The House of Mystery departs the Goblin Market with Fig and Cain inside, leaving them to face the Conception alone. Elsewhere, the newly resurrected Keele boys reunite with Harry in an attempt to find Fig. Now seemingly free from the House, the other regulars toy with the idea of going back to the lives they left behind. Written by Matthew Sturges, art by Werther Dell'edera for most of it with Luca Rossi returning on the last part, as well as different guest authors and artists on virtually every issue. Issues 31-35 of the ongoing series.
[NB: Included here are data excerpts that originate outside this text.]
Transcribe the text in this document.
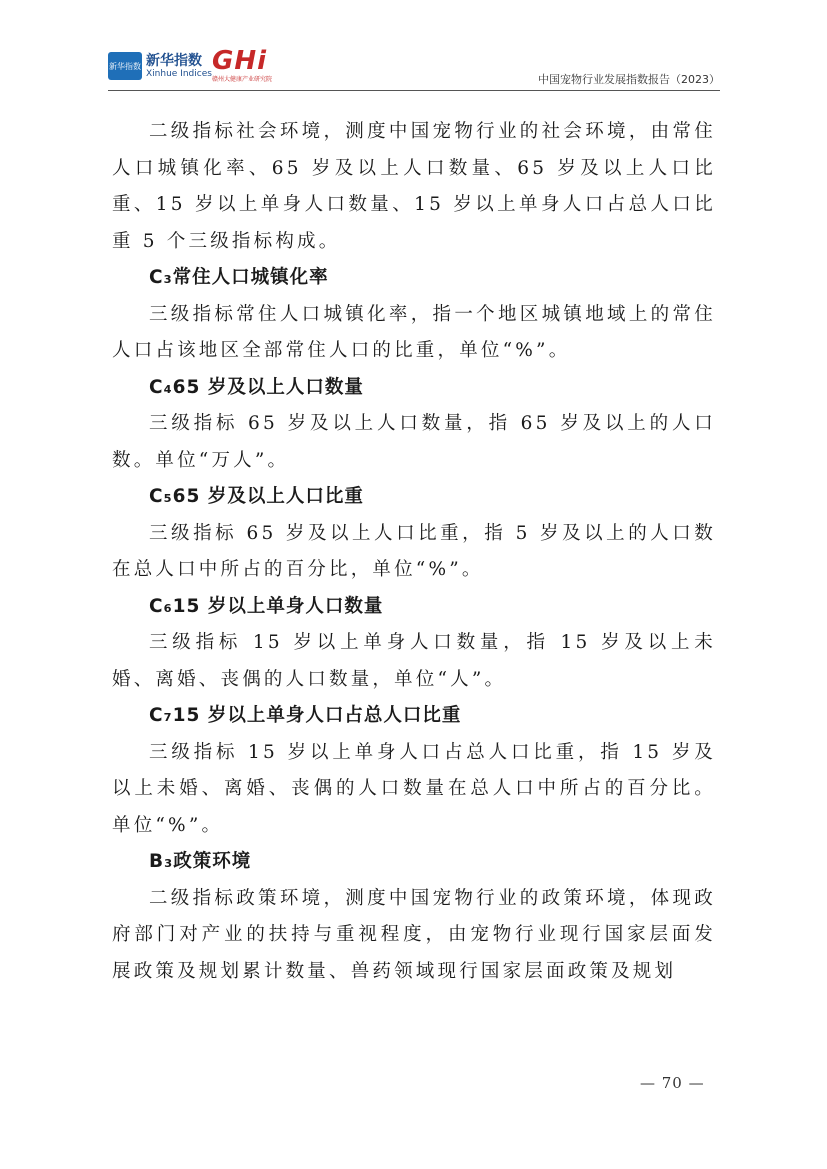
新华指数 新华指数
Xinhue Indices GHi
赣州大健康产业研究院	中国宠物行业发展指数报告（2023）

二级指标社会环境，测度中国宠物行业的社会环境，由常住人口城镇化率、65 岁及以上人口数量、65 岁及以上人口比重、15 岁以上单身人口数量、15 岁以上单身人口占总人口比重 5 个三级指标构成。

C₃常住人口城镇化率

三级指标常住人口城镇化率，指一个地区城镇地域上的常住人口占该地区全部常住人口的比重，单位“%”。

C₄65 岁及以上人口数量

三级指标 65 岁及以上人口数量，指 65 岁及以上的人口数。单位“万人”。

C₅65 岁及以上人口比重

三级指标 65 岁及以上人口比重，指 5 岁及以上的人口数在总人口中所占的百分比，单位“%”。

C₆15 岁以上单身人口数量

三级指标 15 岁以上单身人口数量，指 15 岁及以上未婚、离婚、丧偶的人口数量，单位“人”。

C₇15 岁以上单身人口占总人口比重

三级指标 15 岁以上单身人口占总人口比重，指 15 岁及以上未婚、离婚、丧偶的人口数量在总人口中所占的百分比。单位“%”。

B₃政策环境

二级指标政策环境，测度中国宠物行业的政策环境，体现政府部门对产业的扶持与重视程度，由宠物行业现行国家层面发展政策及规划累计数量、兽药领域现行国家层面政策及规划

— 70 —
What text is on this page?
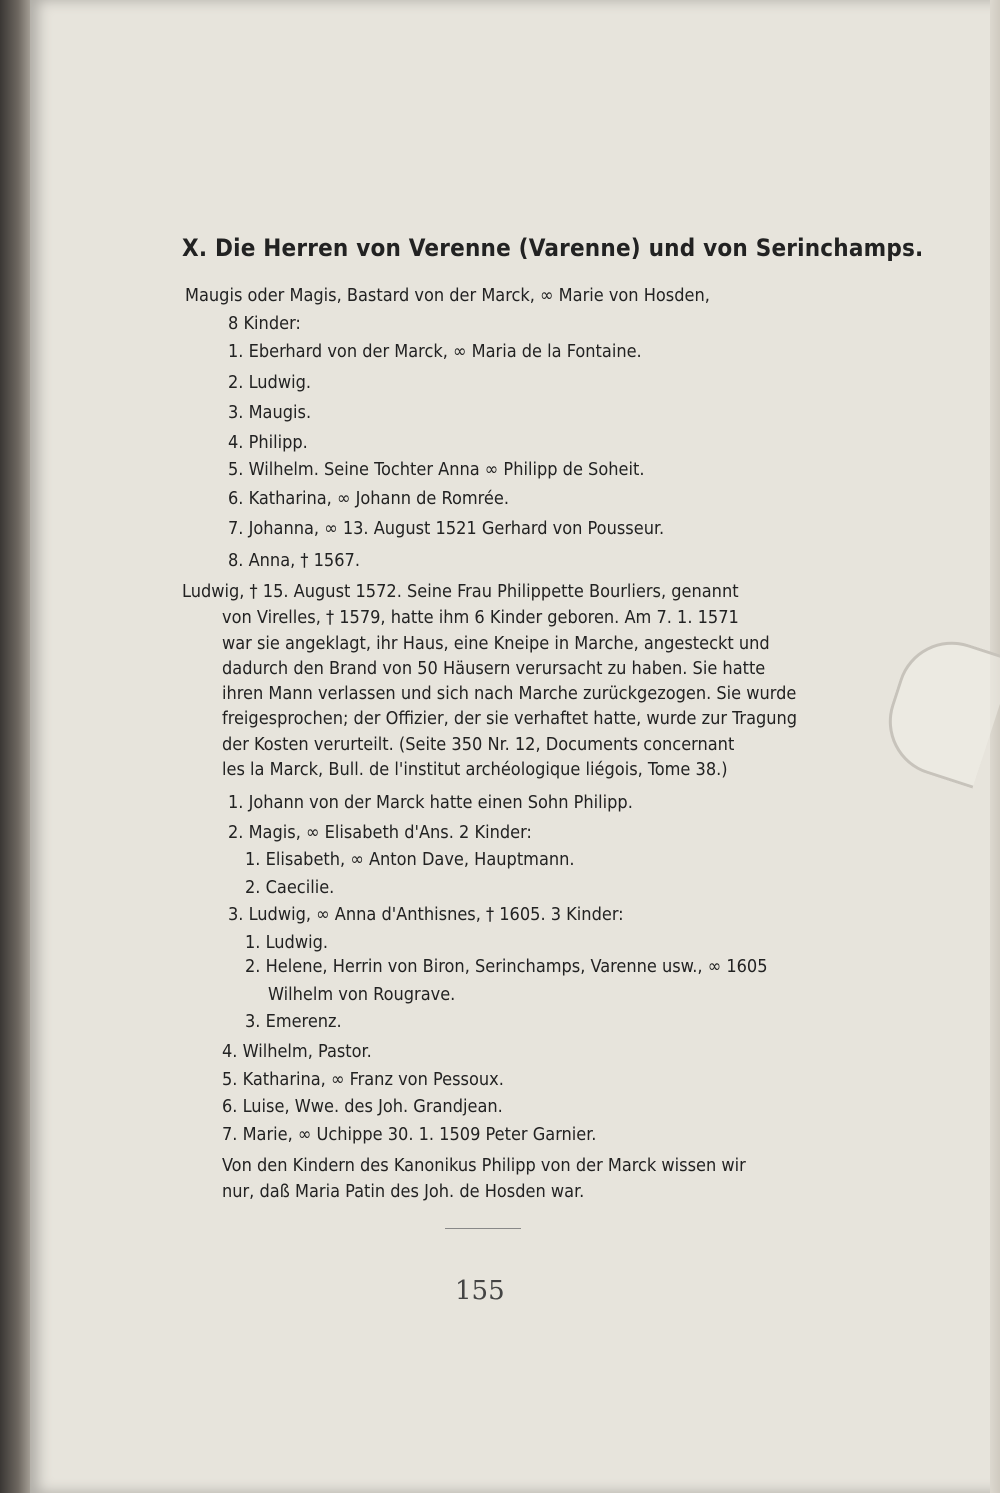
X. Die Herren von Verenne (Varenne) und von Serinchamps.
Maugis oder Magis, Bastard von der Marck, ∞ Marie von Hosden,
8 Kinder:
1. Eberhard von der Marck, ∞ Maria de la Fontaine.
2. Ludwig.
3. Maugis.
4. Philipp.
5. Wilhelm. Seine Tochter Anna ∞ Philipp de Soheit.
6. Katharina, ∞ Johann de Romrée.
7. Johanna, ∞ 13. August 1521 Gerhard von Pousseur.
8. Anna, † 1567.
Ludwig, † 15. August 1572. Seine Frau Philippette Bourliers, genannt
von Virelles, † 1579, hatte ihm 6 Kinder geboren. Am 7. 1. 1571
war sie angeklagt, ihr Haus, eine Kneipe in Marche, angesteckt und
dadurch den Brand von 50 Häusern verursacht zu haben. Sie hatte
ihren Mann verlassen und sich nach Marche zurückgezogen. Sie wurde
freigesprochen; der Offizier, der sie verhaftet hatte, wurde zur Tragung
der Kosten verurteilt. (Seite 350 Nr. 12, Documents concernant
les la Marck, Bull. de l'institut archéologique liégois, Tome 38.)
1. Johann von der Marck hatte einen Sohn Philipp.
2. Magis, ∞ Elisabeth d'Ans. 2 Kinder:
1. Elisabeth, ∞ Anton Dave, Hauptmann.
2. Caecilie.
3. Ludwig, ∞ Anna d'Anthisnes, † 1605. 3 Kinder:
1. Ludwig.
2. Helene, Herrin von Biron, Serinchamps, Varenne usw., ∞ 1605
Wilhelm von Rougrave.
3. Emerenz.
4. Wilhelm, Pastor.
5. Katharina, ∞ Franz von Pessoux.
6. Luise, Wwe. des Joh. Grandjean.
7. Marie, ∞ Uchippe 30. 1. 1509 Peter Garnier.
Von den Kindern des Kanonikus Philipp von der Marck wissen wir
nur, daß Maria Patin des Joh. de Hosden war.
155
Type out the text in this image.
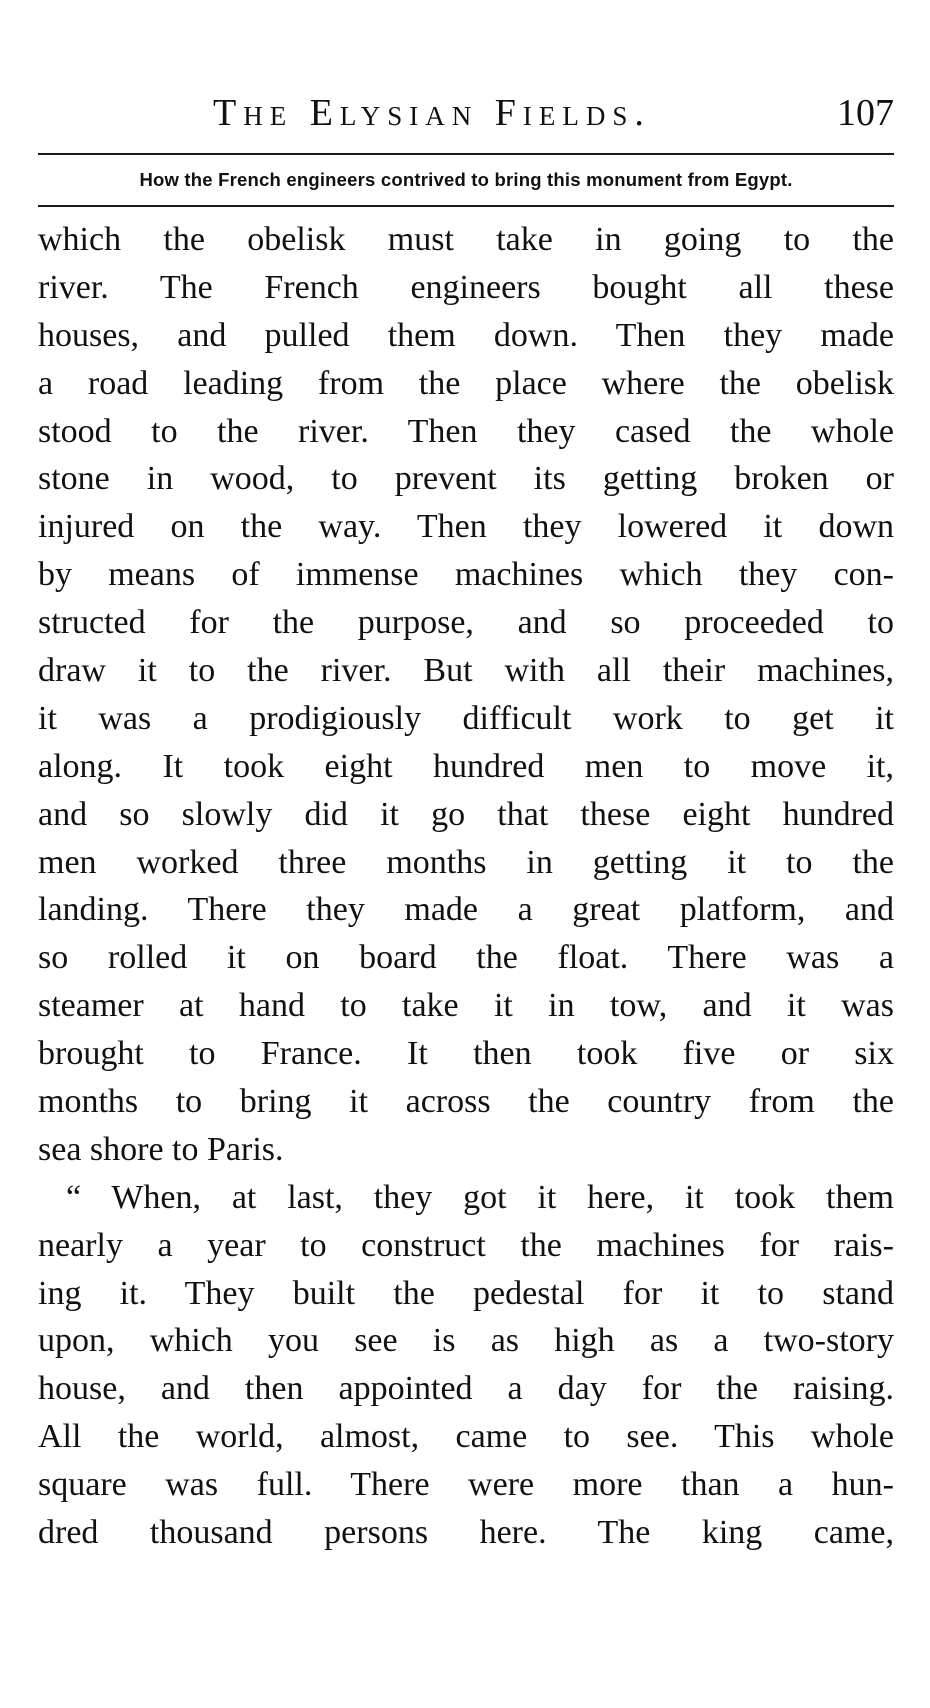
The Elysian Fields.	107
How the French engineers contrived to bring this monument from Egypt.
which the obelisk must take in going to the
river. The French engineers bought all these
houses, and pulled them down. Then they made
a road leading from the place where the obelisk
stood to the river. Then they cased the whole
stone in wood, to prevent its getting broken or
injured on the way. Then they lowered it down
by means of immense machines which they con-
structed for the purpose, and so proceeded to
draw it to the river. But with all their machines,
it was a prodigiously difficult work to get it
along. It took eight hundred men to move it,
and so slowly did it go that these eight hundred
men worked three months in getting it to the
landing. There they made a great platform, and
so rolled it on board the float. There was a
steamer at hand to take it in tow, and it was
brought to France. It then took five or six
months to bring it across the country from the
sea shore to Paris.
“ When, at last, they got it here, it took them
nearly a year to construct the machines for rais-
ing it. They built the pedestal for it to stand
upon, which you see is as high as a two-story
house, and then appointed a day for the raising.
All the world, almost, came to see. This whole
square was full. There were more than a hun-
dred thousand persons here. The king came,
So I've been reading House of Mystery since it came out, and I'll say off the bat it is an occasionally frustrating series to follow. It's got a cool, wacky premise, a high fantasy setting of absolutely limitless possibility, and it's possessed of a modern self-conceit that allows it to liberally mock itself. The problems are unfortunately many: protagonist Fig has virtually no motivation, is emotionally fickle, and manages to be a pretty boring person. The rest of the cast isn't much better. The plot itself is at times excessively convoluted, and the answers when we get them tend to be half-assed and poorly explained. While there was a lot of cool atmosphere in the early arcs, now most of those elements have been done away with and there's just not a lot going on that anyone seems invested in.
"The Conception" story arc doesn't really fix anything but at least rolls the ball a little further than any arc before it has. Nevertheless, everything here feels a lot like treading water for issues at a time, and then a climax followed quickly by a cliffhanger. Fig is still pretty intolerable, the Keeles + Harry spend three issues walking nonchalantly through doors, and the rest of the characters are content to wait and see what happens next. A few of the shorts were all right, but are woefully short, and their connection to the plot is usually a stretch. The short "Great Artists Steal" (Sturges' postmodern apology to Neil Gaiman?) while one of the better features is told as a parable to Fig by Cain which is (for one, out of character, and for two:) fairly unrelated to the matter at hand, and has Cain just explain the moral afterward to try and draw it back. There's a lot of just going through the motions, and I can't shake the feeling that Sturges doesn't actually have a plan at all. The strength of the series when it began is absent, and while I hope it finds a good pace again, if I see no signs of improvement soon, I'll have to reconsider it among my monthlies.